What demands active attention is the 2021 subcontracting reform (DOF April 23, 2021), which prohibits personnel outsourcing and limits subcontracting to specialized services registered in the REPSE system. Companies using service providers without a valid registration can face penalties of up to 50,000 UMAs — approximately MXN 5.4 million in 2025 — as well as joint liability for social security obligations. This is one of the primary sources of contingent liability for foreign companies that launch operations with flexible workforce models.
What type of operation has the best conditions to compete in manufacturing in Mexico today
The T-MEC/USMCA renegotiation scheduled for 2026 defines the minimum relevance threshold for any entry analysis. Approximately 50% of Mexico’s exports to the U.S. currently meet USMCA rules of origin and qualify for 0% tariff; those that do not face the 25% general tariff already in effect on automobiles, steel, and aluminum. An operation designed without accounting for required regional content can lose its entire competitive advantage in 2026 without any additional regulatory change.
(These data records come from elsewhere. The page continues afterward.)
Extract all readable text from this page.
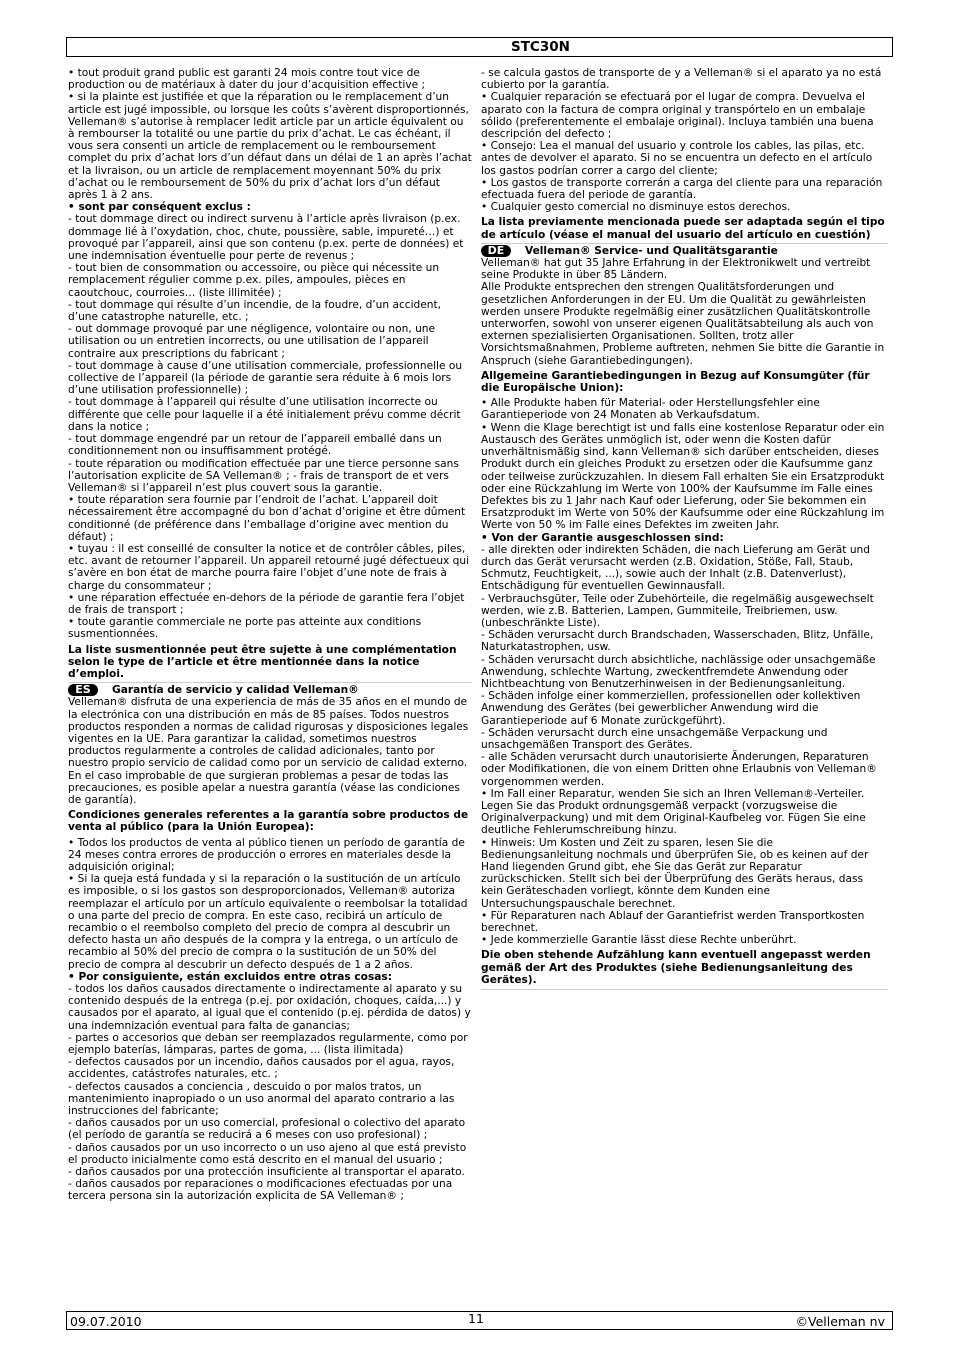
STC30N

• tout produit grand public est garanti 24 mois contre tout vice de production ou de matériaux à dater du jour d’acquisition effective ;

• si la plainte est justifiée et que la réparation ou le remplacement d’un article est jugé impossible, ou lorsque les coûts s’avèrent disproportionnés, Velleman® s’autorise à remplacer ledit article par un article équivalent ou à rembourser la totalité ou une partie du prix d’achat. Le cas échéant, il vous sera consenti un article de remplacement ou le remboursement complet du prix d’achat lors d’un défaut dans un délai de 1 an après l’achat et la livraison, ou un article de remplacement moyennant 50% du prix d’achat ou le remboursement de 50% du prix d’achat lors d’un défaut après 1 à 2 ans.

• sont par conséquent exclus :

- tout dommage direct ou indirect survenu à l’article après livraison (p.ex. dommage lié à l’oxydation, choc, chute, poussière, sable, impureté…) et provoqué par l’appareil, ainsi que son contenu (p.ex. perte de données) et une indemnisation éventuelle pour perte de revenus ;

- tout bien de consommation ou accessoire, ou pièce qui nécessite un remplacement régulier comme p.ex. piles, ampoules, pièces en caoutchouc, courroies… (liste illimitée) ;

- tout dommage qui résulte d’un incendie, de la foudre, d’un accident, d’une catastrophe naturelle, etc. ;

- out dommage provoqué par une négligence, volontaire ou non, une utilisation ou un entretien incorrects, ou une utilisation de l’appareil contraire aux prescriptions du fabricant ;

- tout dommage à cause d’une utilisation commerciale, professionnelle ou collective de l’appareil (la période de garantie sera réduite à 6 mois lors d’une utilisation professionnelle) ;

- tout dommage à l’appareil qui résulte d’une utilisation incorrecte ou différente que celle pour laquelle il a été initialement prévu comme décrit dans la notice ;

- tout dommage engendré par un retour de l’appareil emballé dans un conditionnement non ou insuffisamment protégé.

- toute réparation ou modification effectuée par une tierce personne sans l’autorisation explicite de SA Velleman® ; - frais de transport de et vers Velleman® si l’appareil n’est plus couvert sous la garantie.

• toute réparation sera fournie par l’endroit de l’achat. L’appareil doit nécessairement être accompagné du bon d’achat d’origine et être dûment conditionné (de préférence dans l’emballage d’origine avec mention du défaut) ;

• tuyau : il est conseillé de consulter la notice et de contrôler câbles, piles, etc. avant de retourner l’appareil. Un appareil retourné jugé défectueux qui s’avère en bon état de marche pourra faire l’objet d’une note de frais à charge du consommateur ;

• une réparation effectuée en-dehors de la période de garantie fera l’objet de frais de transport ;

• toute garantie commerciale ne porte pas atteinte aux conditions susmentionnées.

La liste susmentionnée peut être sujette à une complémentation selon le type de l’article et être mentionnée dans la notice d’emploi.

ES Garantía de servicio y calidad Velleman®

Velleman® disfruta de una experiencia de más de 35 años en el mundo de la electrónica con una distribución en más de 85 países. Todos nuestros productos responden a normas de calidad rigurosas y disposiciones legales vigentes en la UE. Para garantizar la calidad, sometimos nuestros productos regularmente a controles de calidad adicionales, tanto por nuestro propio servicio de calidad como por un servicio de calidad externo. En el caso improbable de que surgieran problemas a pesar de todas las precauciones, es posible apelar a nuestra garantía (véase las condiciones de garantía).

Condiciones generales referentes a la garantía sobre productos de venta al público (para la Unión Europea):

• Todos los productos de venta al público tienen un período de garantía de 24 meses contra errores de producción o errores en materiales desde la adquisición original;

• Si la queja está fundada y si la reparación o la sustitución de un artículo es imposible, o si los gastos son desproporcionados, Velleman® autoriza reemplazar el artículo por un artículo equivalente o reembolsar la totalidad o una parte del precio de compra. En este caso, recibirá un artículo de recambio o el reembolso completo del precio de compra al descubrir un defecto hasta un año después de la compra y la entrega, o un artículo de recambio al 50% del precio de compra o la sustitución de un 50% del precio de compra al descubrir un defecto después de 1 a 2 años.

• Por consiguiente, están excluidos entre otras cosas:

- todos los daños causados directamente o indirectamente al aparato y su contenido después de la entrega (p.ej. por oxidación, choques, caída,...) y causados por el aparato, al igual que el contenido (p.ej. pérdida de datos) y una indemnización eventual para falta de ganancias;

- partes o accesorios que deban ser reemplazados regularmente, como por ejemplo baterías, lámparas, partes de goma, ... (lista ilimitada)

- defectos causados por un incendio, daños causados por el agua, rayos, accidentes, catástrofes naturales, etc. ;

- defectos causados a conciencia , descuido o por malos tratos, un mantenimiento inapropiado o un uso anormal del aparato contrario a las instrucciones del fabricante;

- daños causados por un uso comercial, profesional o colectivo del aparato (el período de garantía se reducirá a 6 meses con uso profesional) ;

- daños causados por un uso incorrecto o un uso ajeno al que está previsto el producto inicialmente como está descrito en el manual del usuario ;

- daños causados por una protección insuficiente al transportar el aparato.

- daños causados por reparaciones o modificaciones efectuadas por una tercera persona sin la autorización explicita de SA Velleman® ;

- se calcula gastos de transporte de y a Velleman® si el aparato ya no está cubierto por la garantía.

• Cualquier reparación se efectuará por el lugar de compra. Devuelva el aparato con la factura de compra original y transpórtelo en un embalaje sólido (preferentemente el embalaje original). Incluya también una buena descripción del defecto ;

• Consejo: Lea el manual del usuario y controle los cables, las pilas, etc. antes de devolver el aparato. Si no se encuentra un defecto en el artículo los gastos podrían correr a cargo del cliente;

• Los gastos de transporte correrán a carga del cliente para una reparación efectuada fuera del periode de garantía.

• Cualquier gesto comercial no disminuye estos derechos.

La lista previamente mencionada puede ser adaptada según el tipo de artículo (véase el manual del usuario del artículo en cuestión)

DE Velleman® Service- und Qualitätsgarantie

Velleman® hat gut 35 Jahre Erfahrung in der Elektronikwelt und vertreibt seine Produkte in über 85 Ländern.

Alle Produkte entsprechen den strengen Qualitätsforderungen und gesetzlichen Anforderungen in der EU. Um die Qualität zu gewährleisten werden unsere Produkte regelmäßig einer zusätzlichen Qualitätskontrolle unterworfen, sowohl von unserer eigenen Qualitätsabteilung als auch von externen spezialisierten Organisationen. Sollten, trotz aller Vorsichtsmaßnahmen, Probleme auftreten, nehmen Sie bitte die Garantie in Anspruch (siehe Garantiebedingungen).

Allgemeine Garantiebedingungen in Bezug auf Konsumgüter (für die Europäische Union):

• Alle Produkte haben für Material- oder Herstellungsfehler eine Garantieperiode von 24 Monaten ab Verkaufsdatum.

• Wenn die Klage berechtigt ist und falls eine kostenlose Reparatur oder ein Austausch des Gerätes unmöglich ist, oder wenn die Kosten dafür unverhältnismäßig sind, kann Velleman® sich darüber entscheiden, dieses Produkt durch ein gleiches Produkt zu ersetzen oder die Kaufsumme ganz oder teilweise zurückzuzahlen. In diesem Fall erhalten Sie ein Ersatzprodukt oder eine Rückzahlung im Werte von 100% der Kaufsumme im Falle eines Defektes bis zu 1 Jahr nach Kauf oder Lieferung, oder Sie bekommen ein Ersatzprodukt im Werte von 50% der Kaufsumme oder eine Rückzahlung im Werte von 50 % im Falle eines Defektes im zweiten Jahr.

• Von der Garantie ausgeschlossen sind:

- alle direkten oder indirekten Schäden, die nach Lieferung am Gerät und durch das Gerät verursacht werden (z.B. Oxidation, Stöße, Fall, Staub, Schmutz, Feuchtigkeit, ...), sowie auch der Inhalt (z.B. Datenverlust), Entschädigung für eventuellen Gewinnausfall.

- Verbrauchsgüter, Teile oder Zubehörteile, die regelmäßig ausgewechselt werden, wie z.B. Batterien, Lampen, Gummiteile, Treibriemen, usw. (unbeschränkte Liste).

- Schäden verursacht durch Brandschaden, Wasserschaden, Blitz, Unfälle, Naturkatastrophen, usw.

- Schäden verursacht durch absichtliche, nachlässige oder unsachgemäße Anwendung, schlechte Wartung, zweckentfremdete Anwendung oder Nichtbeachtung von Benutzerhinweisen in der Bedienungsanleitung.

- Schäden infolge einer kommerziellen, professionellen oder kollektiven Anwendung des Gerätes (bei gewerblicher Anwendung wird die Garantieperiode auf 6 Monate zurückgeführt).

- Schäden verursacht durch eine unsachgemäße Verpackung und unsachgemäßen Transport des Gerätes.

- alle Schäden verursacht durch unautorisierte Änderungen, Reparaturen oder Modifikationen, die von einem Dritten ohne Erlaubnis von Velleman® vorgenommen werden.

• Im Fall einer Reparatur, wenden Sie sich an Ihren Velleman®-Verteiler. Legen Sie das Produkt ordnungsgemäß verpackt (vorzugsweise die Originalverpackung) und mit dem Original-Kaufbeleg vor. Fügen Sie eine deutliche Fehlerumschreibung hinzu.

• Hinweis: Um Kosten und Zeit zu sparen, lesen Sie die Bedienungsanleitung nochmals und überprüfen Sie, ob es keinen auf der Hand liegenden Grund gibt, ehe Sie das Gerät zur Reparatur zurückschicken. Stellt sich bei der Überprüfung des Geräts heraus, dass kein Geräteschaden vorliegt, könnte dem Kunden eine Untersuchungspauschale berechnet.

• Für Reparaturen nach Ablauf der Garantiefrist werden Transportkosten berechnet.

• Jede kommerzielle Garantie lässt diese Rechte unberührt.

Die oben stehende Aufzählung kann eventuell angepasst werden gemäß der Art des Produktes (siehe Bedienungsanleitung des Gerätes).

09.07.2010	11	©Velleman nv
Operations best positioned to absorb the current environment share specific characteristics: they operate in sectors with high T-MEC content that cannot be replicated from Asia in the short term — automotive, aerospace, medical devices, export electronics; they locate in industrial parks with confirmed electrical and water capacity before signing any contract; they budget payroll with minimum annual increases of 12–15%; and they structure their operation under IMMEX from day one, taking advantage of the Plan México accelerated depreciation while it remains in force.
The question that determines whether Mexico is the right decision is not whether the market is attractive — capital flows demonstrate that it is, for those already installed. The real question is whether your company can operate within a regulatory framework that changes frequently, a judicial system in transition, and infrastructure constraints that require active management. The companies that have struggled are not the ones that chose Mexico: they are the ones that overestimated the predictability of the environment and underestimated the cost of navigating it without local structure.